Dann ratsche ich mit Peter bis Mitternacht über Gott, die Welt und die Weiber. Natürlich ohne Sabine. Was bin ich doch für ein feiger Hund!


04.07., Freitag

Mittag auf 1600 Meter: Helener Pichl im Ultental bei meiner Menschenseele Karl Laimer. Die ist er bestimmt immer noch. So hoffe ich innig. Sonst aber war es fast eine Enttäuschung. Schon vom romantischen Steintischgarten vor der Haustüre blieb nur eine elektrische Markise. Die Einstammbänke sind fast vermodert, die Schwarzbeersträucher wollen keine Früchte mehr tragen. Den selbst liebevoll geräucherten Laimer-Speck gibt es nicht mehr. Ein paar Ersatz-Blattln (3,00 €) stellen grad zufrieden.
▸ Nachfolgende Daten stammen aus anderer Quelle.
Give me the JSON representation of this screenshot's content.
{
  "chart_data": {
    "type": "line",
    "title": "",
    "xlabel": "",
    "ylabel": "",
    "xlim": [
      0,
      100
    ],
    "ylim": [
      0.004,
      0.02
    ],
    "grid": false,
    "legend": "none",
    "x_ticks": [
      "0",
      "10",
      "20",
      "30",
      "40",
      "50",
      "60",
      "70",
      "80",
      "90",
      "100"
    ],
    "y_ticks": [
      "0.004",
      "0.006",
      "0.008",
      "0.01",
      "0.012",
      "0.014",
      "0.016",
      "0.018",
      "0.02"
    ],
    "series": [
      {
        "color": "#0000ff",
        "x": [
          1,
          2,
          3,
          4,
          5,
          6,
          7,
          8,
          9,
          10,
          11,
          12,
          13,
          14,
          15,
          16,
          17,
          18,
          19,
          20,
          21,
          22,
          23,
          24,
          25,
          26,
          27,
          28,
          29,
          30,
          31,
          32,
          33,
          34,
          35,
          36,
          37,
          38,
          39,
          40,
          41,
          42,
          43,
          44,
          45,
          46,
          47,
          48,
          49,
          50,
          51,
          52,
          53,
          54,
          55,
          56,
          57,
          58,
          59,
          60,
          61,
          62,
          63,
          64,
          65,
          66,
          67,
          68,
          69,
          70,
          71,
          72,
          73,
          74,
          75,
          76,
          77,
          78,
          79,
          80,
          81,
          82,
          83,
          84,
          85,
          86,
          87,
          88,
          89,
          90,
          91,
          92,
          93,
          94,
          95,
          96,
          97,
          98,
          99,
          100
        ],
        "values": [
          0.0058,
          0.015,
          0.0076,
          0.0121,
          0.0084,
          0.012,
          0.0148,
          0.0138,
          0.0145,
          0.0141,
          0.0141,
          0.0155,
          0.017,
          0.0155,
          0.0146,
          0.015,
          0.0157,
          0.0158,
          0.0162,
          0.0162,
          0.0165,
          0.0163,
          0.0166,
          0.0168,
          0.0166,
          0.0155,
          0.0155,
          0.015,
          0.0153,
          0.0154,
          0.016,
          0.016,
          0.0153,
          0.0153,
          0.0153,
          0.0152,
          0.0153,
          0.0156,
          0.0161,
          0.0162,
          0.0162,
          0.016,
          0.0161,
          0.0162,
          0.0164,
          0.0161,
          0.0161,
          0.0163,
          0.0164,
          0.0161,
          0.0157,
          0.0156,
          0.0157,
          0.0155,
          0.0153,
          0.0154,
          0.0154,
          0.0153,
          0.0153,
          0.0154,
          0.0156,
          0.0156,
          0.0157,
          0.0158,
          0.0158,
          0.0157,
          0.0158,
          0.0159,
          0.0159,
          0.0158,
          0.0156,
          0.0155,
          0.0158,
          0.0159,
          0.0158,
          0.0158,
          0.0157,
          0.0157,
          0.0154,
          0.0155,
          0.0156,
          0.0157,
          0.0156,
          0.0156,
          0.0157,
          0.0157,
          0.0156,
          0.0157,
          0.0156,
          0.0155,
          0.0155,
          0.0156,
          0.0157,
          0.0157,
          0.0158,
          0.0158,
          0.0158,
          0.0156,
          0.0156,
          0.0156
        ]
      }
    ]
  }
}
Die Apfelschorle (0,4 l, 2,00 €) passt sich an. Die optisch ansprechende Speckknödelsuppe (3,50 €) ist heftig grün herausgeputzt, die Brühe schwächelt aber und der Knödel schmeckt farblos. Karl Laimer hat sakrisch Zahnschmerzen und muss noch am Nachmittag zum Zahnarzt nach Nals. Das muss der Grund für meine Unzufriedenheit sein. Der Kaiserschmarrn (5,50 €) besteht zwar aus tausend tiefdottergelben Eiern, aber keiner einzigen Rosine und ist nirgendwo karamelisiert. Erdbeer- und Preiselbeermarmelade ersetzen hilflos den in Bayern gereichten Zwetschgenröster, der das „kaiserlich“ erst ausmacht. Wenn Karl das nicht glaubt, muss er sich mit Helmut Breitenlohner unterhalten. Also, ich aß sozusagen die Landsknechtfassung, aber Karl hatte Zahnschmerzen. Noch eine Johannisbeerschorle, hausgemacht (0,4 l, 2,50 €). Ich ging gleich, denn ich hatte Herzschmerzen. Ziemlich traurige, leider.
Es war die gerechte Strafe für meine Weiberschelte von gestern Abend.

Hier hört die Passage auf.